Donc non ce n’est ni une menace, ni un vent de rafraîchissement car les auteurs d’internet ne font pas des blagues différentes, ils font des blagues. Par contre je déconseille de refourguer des Gif pour un spectacle, les résultats sont très décevants.
4. Est ce que les réseaux sociaux n’ont pas également assaini le monde de l’humour où le vol de blagues étaient récurrents. Le compte Copycomics a dénoncé les pratiques de Gad Elmaleh mais également de nombreux autres humoristes français. N’est-ce pas valorisant pour ceux qui créent eux-mêmes leurs blagues ?
Non je ne pense pas que les réseaux sociaux ont assaini le monde de l’humour comme un justicier sur son cheval. Une seule personne a révélé des informations comme un journaliste, les réseaux ont juste relayé.
Et comme je le disais plus haut, les réseaux qui critiquent Gad Elmaleh c’est rigolo… Je suis pas là pour me faire l’avocat de tel ou tel humoriste, c’est évidemment une honte de voler des blagues, des axes ou des idées, ça va à l’encontre de l’essence même de notre métier qui est de créer. Mais on ne parle aussi que de gens qui ont pris quelques blagues sur une carrière, à côté c’est des années de travail, d’écriture, de répétitions et surtout de création… C’est juste dommage de se salir en volant plutôt que d’aller embaucher des auteurs pour combler les manques.
Créer ses blagues c’est valorisant, mais avec le plagiat c’est aussi hyper frustrant… C’est comme perdre un 100 mètres contre un mec dopé et qui se fait pas choper, tu te dis « ah c’est pas juste moi je me suis entraîné dans les règles ».
Au final Copy Comic a juste révélé une pratique humaine… Certains achètent leur pain, d’autres le volent, c’est comme ça. Mais avec la « propriété intellectuelle » tout est toujours très flou et encore plus compliqué pour pouvoir affirmer que c’est du vol ou de l’inspiration.
Mais quoi qu’il en soit la majorité du grand public s’en contrefout du vol de vannes, ce qu’ils veulent quand ils vont voir un spectacle, c’est rigoler, point. Ils s’en foutent de savoir d’où viennent les textes, ils ont payé 50 balles une place, ils ont passé une semaine de merde, ils veulent s’évader et pas mener une enquête de Cash Investigation. Et quand tu rajoutes à ça les fans inconditionnels comme on a pu voir en commentaire sous les vidéos Copy Comic genre « c’est pas grave les blagues il les fait mieux que l’original », tu sais que toute cette affaire c’est un pipi dans la mer.
5. Les réseaux sociaux peuvent également rapidement faire décoller une carrière. On l’a vu avec Inès Reg qui d’une simple vidéo Instagram repostée sur Twitter s’est rapidement fait connaître. Est ce que ce n’est pas devenu le passage obligé d’un humoriste et même le futur ? Avant même le passage sur scène ?
Évidemment que les réseaux sociaux sont devenus un passage obligatoire pour se faire connaître, je défie n’importe quelle personne de se faire connaître aujourd’hui juste en faisant des scènes ouvertes dans des salles à moitié vides parmi les 137.000 humoristes francophones.
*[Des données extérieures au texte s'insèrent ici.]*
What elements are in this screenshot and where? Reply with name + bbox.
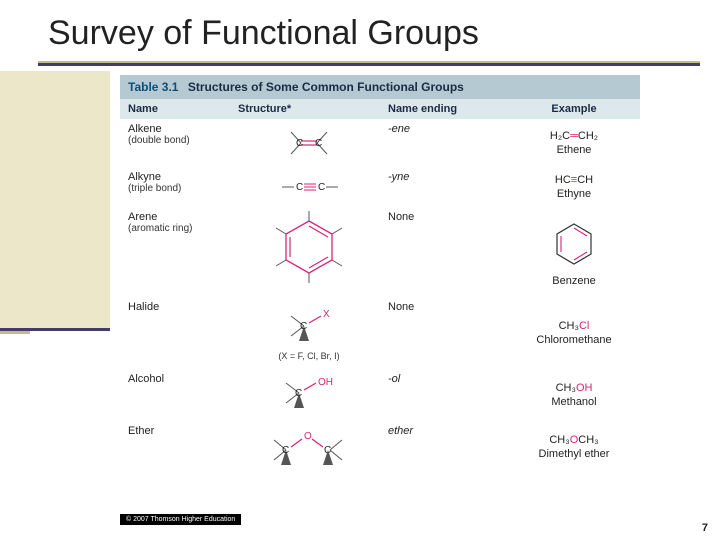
cell-example: CH₃OCH₃ Dimethyl ether: [500, 425, 640, 469]
name-text: Alkene: [128, 123, 230, 135]
name-text: Alkyne: [128, 171, 230, 183]
cell-example: Benzene: [500, 211, 640, 293]
copyright-label: © 2007 Thomson Higher Education: [120, 514, 241, 525]
row-alkyne: Alkyne (triple bond) C C -yne HC≡CH: [120, 167, 640, 207]
cell-structure: [230, 211, 380, 293]
cell-example: CH₃Cl Chloromethane: [500, 301, 640, 365]
cell-example: H₂C═CH₂ Ethene: [500, 123, 640, 163]
halide-note: (X = F, Cl, Br, I): [278, 351, 339, 361]
cell-example: CH₃OH Methanol: [500, 373, 640, 417]
cell-name: Ether: [120, 425, 230, 469]
slide: Survey of Functional Groups Table 3.1 St…: [0, 0, 720, 540]
example-name: Dimethyl ether: [539, 448, 610, 460]
row-alkene: Alkene (double bond) C C -ene H₂C═C: [120, 119, 640, 167]
example-name: Chloromethane: [536, 334, 611, 346]
title-inner: Survey of Functional Groups: [38, 10, 700, 63]
cell-ending: -ene: [380, 123, 500, 163]
row-alcohol: Alcohol C OH -ol CH₃OH Methanol: [120, 369, 640, 421]
example-name: Ethyne: [557, 188, 591, 200]
formula: CH₃OH: [556, 382, 593, 394]
svg-text:C: C: [318, 182, 325, 193]
svg-text:C: C: [295, 388, 302, 399]
row-halide: Halide C X (X = F, Cl, Br, I) None CH₃Cl…: [120, 297, 640, 369]
alcohol-structure-icon: C OH: [274, 373, 344, 418]
cell-ending: None: [380, 301, 500, 365]
svg-text:X: X: [323, 309, 330, 320]
column-headers: Name Structure* Name ending Example: [120, 99, 640, 119]
cell-name: Halide: [120, 301, 230, 365]
cell-ending: -yne: [380, 171, 500, 203]
page-number: 7: [702, 522, 708, 534]
name-sub: (aromatic ring): [128, 223, 230, 234]
svg-text:C: C: [296, 138, 303, 149]
col-ending: Name ending: [380, 103, 500, 115]
title-area: Survey of Functional Groups: [38, 10, 700, 66]
col-example: Example: [500, 103, 640, 115]
col-name: Name: [120, 103, 230, 115]
row-ether: Ether C O C ether: [120, 421, 640, 473]
formula: CH₃OCH₃: [549, 434, 598, 446]
table-container: Table 3.1 Structures of Some Common Func…: [120, 75, 640, 525]
alkene-structure-icon: C C: [279, 122, 339, 164]
formula: H₂C═CH₂: [550, 130, 598, 142]
cell-name: Alkyne (triple bond): [120, 171, 230, 203]
svg-text:O: O: [304, 431, 312, 442]
example-name: Methanol: [551, 396, 596, 408]
table-caption: Structures of Some Common Functional Gro…: [188, 80, 464, 94]
cell-name: Alkene (double bond): [120, 123, 230, 163]
halide-structure-icon: C X: [279, 306, 339, 351]
name-sub: (double bond): [128, 135, 230, 146]
cell-name: Arene (aromatic ring): [120, 211, 230, 293]
example-name: Benzene: [552, 275, 595, 287]
example-name: Ethene: [557, 144, 592, 156]
cell-structure: C OH: [230, 373, 380, 417]
cell-structure: C C: [230, 171, 380, 203]
table-header-bar: Table 3.1 Structures of Some Common Func…: [120, 75, 640, 99]
cell-ending: -ol: [380, 373, 500, 417]
cell-structure: C X (X = F, Cl, Br, I): [230, 301, 380, 365]
svg-text:C: C: [315, 138, 322, 149]
formula: CH₃Cl: [559, 320, 590, 332]
arene-structure-icon: [264, 207, 354, 297]
cell-ending: None: [380, 211, 500, 293]
row-arene: Arene (aromatic ring) None: [120, 207, 640, 297]
cell-name: Alcohol: [120, 373, 230, 417]
cell-ending: ether: [380, 425, 500, 469]
left-accent-band: [0, 71, 110, 331]
alkyne-structure-icon: C C: [274, 177, 344, 197]
svg-text:C: C: [296, 182, 303, 193]
name-sub: (triple bond): [128, 183, 230, 194]
formula: HC≡CH: [555, 174, 593, 186]
name-text: Arene: [128, 211, 230, 223]
slide-title: Survey of Functional Groups: [48, 14, 700, 53]
cell-structure: C O C: [230, 425, 380, 469]
svg-text:C: C: [282, 445, 289, 456]
cell-structure: C C: [230, 123, 380, 163]
cell-example: HC≡CH Ethyne: [500, 171, 640, 203]
col-structure: Structure*: [230, 103, 380, 115]
ether-structure-icon: C O C: [264, 425, 354, 470]
table-number: Table 3.1: [128, 80, 178, 94]
benzene-icon: [549, 218, 599, 273]
svg-text:OH: OH: [318, 377, 333, 388]
svg-text:C: C: [300, 321, 307, 332]
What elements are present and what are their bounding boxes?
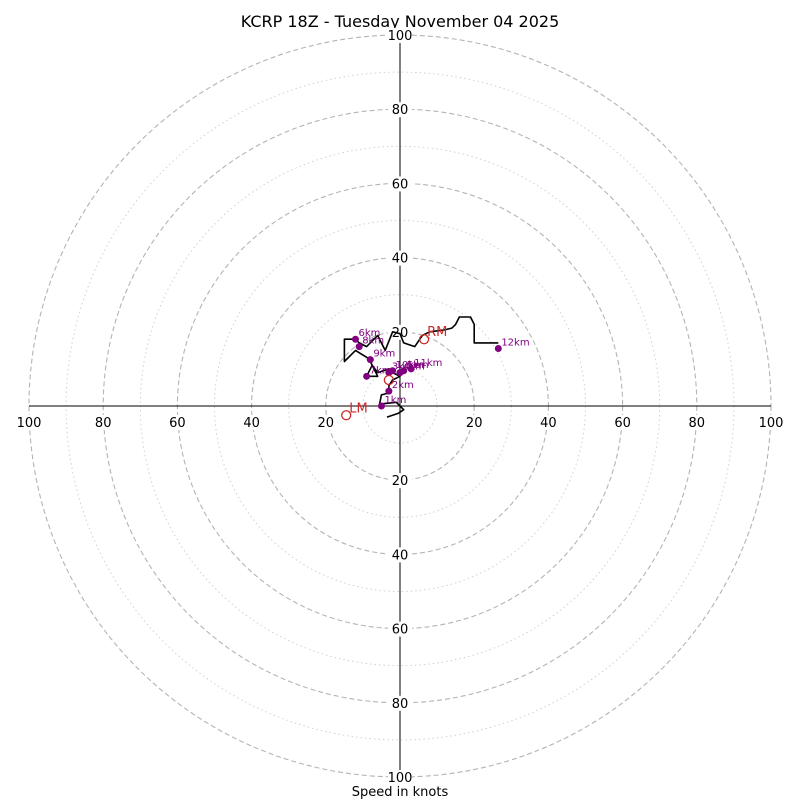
height-label: 3km [392, 362, 414, 373]
tick-label-bg [388, 695, 412, 711]
tick-label: 100 [17, 416, 42, 431]
tick-label: 20 [392, 474, 409, 489]
tick-label-bg [165, 415, 190, 430]
tick-label-bg [536, 415, 561, 430]
height-marker [355, 343, 363, 351]
tick-label-bg [388, 176, 412, 192]
x-axis-label: Speed in knots [352, 785, 449, 800]
tick-label-bg [388, 324, 412, 340]
storm-motion-label: RM [427, 325, 447, 340]
chart-title: KCRP 18Z - Tuesday November 04 2025 [241, 12, 560, 31]
height-marker [407, 365, 415, 373]
tick-label-bg [610, 415, 635, 430]
height-label: 9km [373, 349, 395, 360]
tick-label: 60 [614, 416, 631, 431]
height-label: 1km [384, 395, 406, 406]
height-marker [366, 356, 374, 364]
height-label: 2km [392, 380, 414, 391]
tick-label: 20 [318, 416, 335, 431]
height-label: 12km [501, 337, 529, 348]
storm-motion-marker [418, 334, 430, 345]
tick-label: 80 [689, 416, 706, 431]
tick-label-bg [388, 770, 412, 785]
tick-label: 40 [392, 548, 409, 563]
tick-label: 20 [466, 416, 483, 431]
tick-label-bg [462, 415, 487, 430]
tick-label: 100 [388, 29, 413, 44]
tick-label-bg [388, 621, 412, 637]
tick-label: 40 [243, 416, 260, 431]
wind-trace [343, 316, 499, 418]
height-marker [351, 335, 359, 343]
tick-label-bg [388, 28, 412, 43]
height-label: 7km [370, 365, 392, 376]
storm-motion-marker [383, 374, 395, 386]
height-label: 11km [414, 358, 442, 369]
tick-label: 60 [392, 177, 409, 192]
tick-label-bg [388, 473, 412, 489]
tick-label-bg [684, 415, 709, 430]
tick-label: 60 [392, 623, 409, 638]
height-label: 5km [407, 360, 429, 371]
storm-motion-label: LM [349, 401, 367, 416]
tick-label: 80 [392, 697, 409, 712]
tick-label-bg [239, 415, 264, 430]
tick-label-bg [313, 415, 338, 430]
tick-label: 100 [759, 416, 784, 431]
tick-label: 80 [95, 416, 112, 431]
height-markers: 1km2km3km4km5km6km7km8km9km10km11km12km [351, 328, 530, 410]
height-marker [377, 402, 385, 410]
tick-label-bg [759, 415, 783, 430]
height-marker [494, 344, 502, 352]
height-marker [385, 387, 393, 395]
tick-label: 100 [388, 771, 413, 786]
height-label: 8km [362, 336, 384, 347]
height-marker [400, 367, 408, 375]
tick-label-bg [388, 102, 412, 118]
height-label: 6km [358, 328, 380, 339]
height-label: 10km [396, 360, 424, 371]
tick-label-bg [388, 250, 412, 266]
height-marker [363, 372, 371, 380]
tick-label-bg [91, 415, 116, 430]
tick-label: 80 [392, 103, 409, 118]
tick-label: 60 [169, 416, 186, 431]
storm-motion-marker [341, 410, 352, 421]
tick-label: 40 [540, 416, 557, 431]
storm-motion-markers: RM LM [341, 325, 447, 421]
height-marker [389, 367, 397, 375]
wind-trace-line [343, 316, 499, 418]
tick-label-bg [388, 547, 412, 563]
tick-label-bg [17, 415, 41, 430]
tick-label: 40 [392, 252, 409, 267]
Le souci c’est qu’aujourd’hui plein d’humoristes débarquent des réseaux sociaux en ayant jamais fait de scène avant et le résultat est souvent catastrophique. Inès c’est le contre-exemple, elle faisait déjà de la scène et avait déjà un super spectacle, sa vidéo ça a été le coup de boost pour pouvoir le montrer à beaucoup plus de monde, mais encore une fois, elle était déjà prête.
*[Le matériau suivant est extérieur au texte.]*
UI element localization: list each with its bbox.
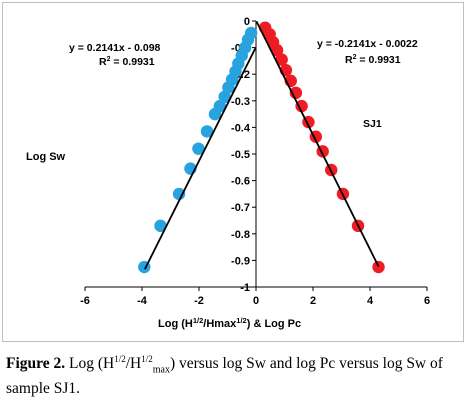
blue-data-point bbox=[192, 142, 205, 155]
trendlines bbox=[144, 21, 380, 270]
red-data-point bbox=[275, 53, 288, 66]
x-tick-label: 0 bbox=[253, 295, 259, 307]
right-r-squared: R2 = 0.9931 bbox=[345, 54, 401, 66]
caption-sup-2: 1/2 bbox=[141, 354, 153, 364]
blue-data-point bbox=[154, 219, 167, 233]
red-data-point bbox=[372, 260, 385, 274]
y-tick-label: -0.3 bbox=[231, 96, 250, 108]
y-tick-label: -0.4 bbox=[231, 122, 251, 134]
x-tick-label: -2 bbox=[194, 295, 204, 307]
red-trendline bbox=[255, 21, 380, 267]
y-tick-label: -0.7 bbox=[231, 202, 250, 214]
x-tick-label: -4 bbox=[137, 295, 148, 307]
y-tick-label: -0.8 bbox=[231, 229, 250, 241]
blue-data-point bbox=[218, 90, 231, 104]
caption-sub: max bbox=[152, 364, 170, 376]
x-ticks: -6 -4 -2 0 2 4 6 bbox=[80, 287, 430, 307]
y-axis-label: Log Sw bbox=[26, 151, 66, 163]
red-data-point bbox=[295, 99, 308, 113]
blue-trendline bbox=[144, 47, 257, 270]
y-tick-label: -0.6 bbox=[231, 176, 250, 188]
x-tick-label: 2 bbox=[310, 295, 316, 307]
y-tick-label: -0.5 bbox=[231, 149, 250, 161]
sample-label: SJ1 bbox=[363, 118, 382, 130]
caption-text-1: Log (H bbox=[65, 355, 115, 373]
right-equation: y = -0.2141x - 0.0022 bbox=[317, 38, 418, 50]
x-tick-label: 4 bbox=[367, 295, 374, 307]
data-points bbox=[138, 21, 385, 274]
y-tick-label: 0 bbox=[244, 16, 250, 28]
caption-label: Figure 2. bbox=[6, 355, 66, 373]
figure-caption: Figure 2. Log (H1/2/H1/2max) versus log … bbox=[6, 350, 464, 398]
blue-data-point bbox=[172, 187, 186, 201]
x-tick-label: 6 bbox=[424, 295, 430, 307]
left-r-squared: R2 = 0.9931 bbox=[99, 56, 155, 68]
blue-data-point bbox=[213, 99, 227, 113]
blue-data-point bbox=[200, 125, 214, 138]
red-data-point bbox=[270, 44, 284, 57]
x-tick-label: -6 bbox=[80, 295, 90, 307]
caption-sup-1: 1/2 bbox=[114, 354, 126, 364]
x-axis-label: Log (H1/2/Hmax1/2) & Log Pc bbox=[158, 316, 301, 330]
blue-data-point bbox=[244, 26, 258, 40]
y-tick-label: -1 bbox=[240, 282, 250, 294]
caption-text-2: /H bbox=[125, 355, 142, 373]
caption-text-3: ) versus log Sw and log Pc versus log Sw… bbox=[6, 355, 443, 398]
y-tick-label: -0.9 bbox=[231, 255, 250, 267]
left-equation: y = 0.2141x - 0.098 bbox=[69, 42, 161, 54]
Beaucoup de Youtubeurs ou autres arrivent sans jamais être rentrés dans un théâtre, mais le problème c’est que les prods misent souvent sur une personne qui a déjà beaucoup d’abonnés en sachant que ça remplira grâce aux fans, sans se soucier de la qualité offerte et de donner le temps à l’artiste de sortir un truc béton. Le but est de remplir vite pour faire des sous vite, quitte à prendre quelqu’un au détriment du côté artistique, mais ça encore ça va avec la société de consommation… donc j’espère que ça ne sera pas ça le futur et qu’il y aura un petit réveil tant pour les artistes que pour les prods et pour le public.